AI Technical Summary

Benefits of technology

[0009]In view of the shortcomings of the prior art, it is a primary objective of the present invention to provide a drug carrier with high biocompatibility and thermosensitivity circulated in human body for a long time and the effect of a highly sensitive NMR contrast agent. Meanwhile, the manufacturing method thereof does not require any chemical crosslinking agent and can prepare a stable drug carrier by a simple and easy manufacturing process and reduce the natural drug leakage to a level approaching zero during a drug delivery. Therefore, the problem of the conventional drug release system failing to control the local release of drug via external energy can be overcome.
[0010]To achieve the aforementioned objective, the present invention provides a drug carrier, comprising a nano-magnetic particle, a drug and a composite polymer. The nano-magnetic particle and the drug are encapsulated in the composite polymer. The composite polymer is made of a water-soluble polymer (such as poly vinyl alcohol, PVA) and a thermosensitive copolymer (such as poly(ethylene oxide)-poly(propylene oxide)-poly(ethylene oxide) triblock copolymer, which can be Pluronic F68 or Pluronic F127) through self-assembly and hydrogen bonds.

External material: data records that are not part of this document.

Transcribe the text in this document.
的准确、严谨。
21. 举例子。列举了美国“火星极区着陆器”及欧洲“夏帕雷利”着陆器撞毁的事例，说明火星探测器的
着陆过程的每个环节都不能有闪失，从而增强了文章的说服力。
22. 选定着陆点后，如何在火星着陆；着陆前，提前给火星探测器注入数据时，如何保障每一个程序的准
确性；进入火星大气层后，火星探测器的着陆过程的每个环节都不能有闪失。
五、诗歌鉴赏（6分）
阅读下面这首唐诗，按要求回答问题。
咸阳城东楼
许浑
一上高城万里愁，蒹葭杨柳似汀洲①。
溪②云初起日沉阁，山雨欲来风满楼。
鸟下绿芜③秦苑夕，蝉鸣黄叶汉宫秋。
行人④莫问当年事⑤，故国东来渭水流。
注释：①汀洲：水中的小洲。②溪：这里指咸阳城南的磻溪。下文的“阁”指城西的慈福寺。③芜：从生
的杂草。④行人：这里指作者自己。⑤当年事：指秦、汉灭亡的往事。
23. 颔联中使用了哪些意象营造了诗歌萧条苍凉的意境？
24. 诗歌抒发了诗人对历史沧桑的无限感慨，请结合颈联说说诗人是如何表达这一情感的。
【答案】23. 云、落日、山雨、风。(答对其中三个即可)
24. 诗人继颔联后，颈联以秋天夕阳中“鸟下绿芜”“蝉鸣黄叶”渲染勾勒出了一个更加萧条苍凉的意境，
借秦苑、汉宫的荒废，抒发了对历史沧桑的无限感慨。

An external magnetic field is applied, such that the temperature of the nano-magnetic particle rises up to a predetermined temperature range (about 37-50° C.) to give rise to a volume change of the drug carrier, a structural change or a destruction of the drug carrier, so as to continuously and slowly or quickly release the drug encapsulated in the composite polymer.
[0015]The drug carrier with thermal sensitivity, the manufacturing method thereof, and the use thereof have one or more of the following advantages.
[0016](1) The shell made of an inorganic material is covered onto the surface of the drug carrier of the present invention, so that the effect of reducing drug leakage can be achieved before the drug encapsulated into the drug carrier arrives at a target position.
[0017](2) The composite polymer of the present invention is made of a water-soluble polymer (such as poly vinyl alcohol) and a thermosensitive copolymer (such as Pluronic F68 or F127) in a specific proportion by a self-assembly without using any chemical crosslinking agent, so that the drug carrier of the present invention features a low toxicity.
[0019](4) When the external magnetic field is applied, the temperature of the drug carrier of the present invention increases to 40-47° C. This will cause the drug carrier of the present invention to contract quickly, and the size thereof is reduced up to approximately 10 fold to give rise to a volume change of approximate 1000 fold.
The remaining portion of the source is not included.